In conjunction with their course, Enhancing Social Participation, the Jefferson students are required to do a community-based level one fieldwork at a location that does not an occupational therapist in-house. At the beginning of the semester, they rank the sites in order of preference and the university matches them at one of twelve fieldwork sites. Six second-years work at Morris Home, three on Tuesdays and three on Wednesdays. Unlike the short-term care offered at Ballard, residents at Morris home can stay there for up to two years, with no minimum length-of-stay.

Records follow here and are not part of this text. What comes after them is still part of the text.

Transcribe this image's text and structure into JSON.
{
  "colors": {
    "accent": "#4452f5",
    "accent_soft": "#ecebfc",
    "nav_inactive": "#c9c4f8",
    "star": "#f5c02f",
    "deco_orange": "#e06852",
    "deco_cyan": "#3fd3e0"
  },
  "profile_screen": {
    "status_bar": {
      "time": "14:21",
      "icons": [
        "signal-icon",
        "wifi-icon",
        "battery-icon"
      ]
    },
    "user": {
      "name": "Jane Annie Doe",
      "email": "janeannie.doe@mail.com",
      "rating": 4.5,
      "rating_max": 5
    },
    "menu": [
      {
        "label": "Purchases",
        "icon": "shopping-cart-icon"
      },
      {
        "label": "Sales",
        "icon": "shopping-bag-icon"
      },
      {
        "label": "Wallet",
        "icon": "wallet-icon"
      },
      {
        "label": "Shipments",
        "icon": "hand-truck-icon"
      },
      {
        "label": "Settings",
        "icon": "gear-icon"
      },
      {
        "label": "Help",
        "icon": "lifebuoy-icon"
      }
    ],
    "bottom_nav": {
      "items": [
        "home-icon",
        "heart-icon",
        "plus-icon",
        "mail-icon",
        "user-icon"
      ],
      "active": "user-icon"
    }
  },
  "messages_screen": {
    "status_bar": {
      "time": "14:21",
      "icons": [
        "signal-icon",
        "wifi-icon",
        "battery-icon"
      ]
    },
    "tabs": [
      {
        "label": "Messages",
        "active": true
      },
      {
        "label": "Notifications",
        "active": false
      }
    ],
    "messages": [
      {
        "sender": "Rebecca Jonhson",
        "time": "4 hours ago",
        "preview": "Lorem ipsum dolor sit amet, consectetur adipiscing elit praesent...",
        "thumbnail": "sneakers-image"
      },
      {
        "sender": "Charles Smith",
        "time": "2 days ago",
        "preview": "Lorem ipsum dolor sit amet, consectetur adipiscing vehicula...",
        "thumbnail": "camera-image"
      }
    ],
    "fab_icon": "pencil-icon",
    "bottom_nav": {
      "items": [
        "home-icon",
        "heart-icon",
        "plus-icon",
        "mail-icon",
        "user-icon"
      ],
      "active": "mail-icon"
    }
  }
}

While Morris Home has been serving the community since 2011, the demand for mental health services will increase. Stoffel explained, "With the Affordable Care Act, people who did not have access to interventions are going to be coming to the table."
"OT is centered around increasing patient's quality of life and participation in healthy activities," explained Lauren Donlan, OTS. The students run two life skills groups. Donlan and Elise Leizerovich, OTS, and Alexandra Harkins, OTS, run a weekly home life skills group, with each taking turns as leader. They focus on shopping, meal prep, cooking and hygiene. One week, they discussed grocery shopping and couponing, teaching the residents there are many things that can be purchased while on a budget. The next session focused on finding recipes and the students guided the residents through making their own recipe books, which they will take with them when they move out of Morris Home. During the following session, they cooked some of their recipes.
On Tuesdays, the 3 other Jefferson OT students run a personal skills group, where they teach resume writing, interview skills, professional dress, and other outside-the-home skills. Both sessions are intended to prepare residents for when they transition out of Morris Home to live independently.
Two full-time Resources for Human Development mental health professionals sit in on the group therapy sessions to see the interactions and give feedback. "It's collaborative," noted Harkins. "The overarching goal is to become more competent in running group activities." Back at Jefferson, the students have the opportunity to collaborate with classmates and their instructor, asking questions, processing, and planning interventions for the site.
Stoffel agreed that a main function of occupational therapy in this kind of setting is helping clients set up healthy routines promoting recovery, participation, and well-being. OTs can help create a plan for personal finances, a plan to return to meaningful work, and as is important for people recovering from substance abuse, a plan to regain the trust of friends and family. Addressing addiction requires lifestyle changes and that is precisely what OTs are poised to do best. Stoffel said, "Our emphasis on health and well-being is a good match."
For a month before the group sessions began, the students visited Morris Home, an invaluable experience. Leizerovich urges other students prior to their community based fieldwork, "Get to know setting and staff and members before running group so won't be completely in the dark."
Stoffel urged occupational therapists, "Identify the unique way they can influence recovery and how OT can bring increased value to that equation."
Harkins echoed those sentiments, "You can read as much as you want but the important thing is to get to know each client. There are only 8 of them here but they are all so different."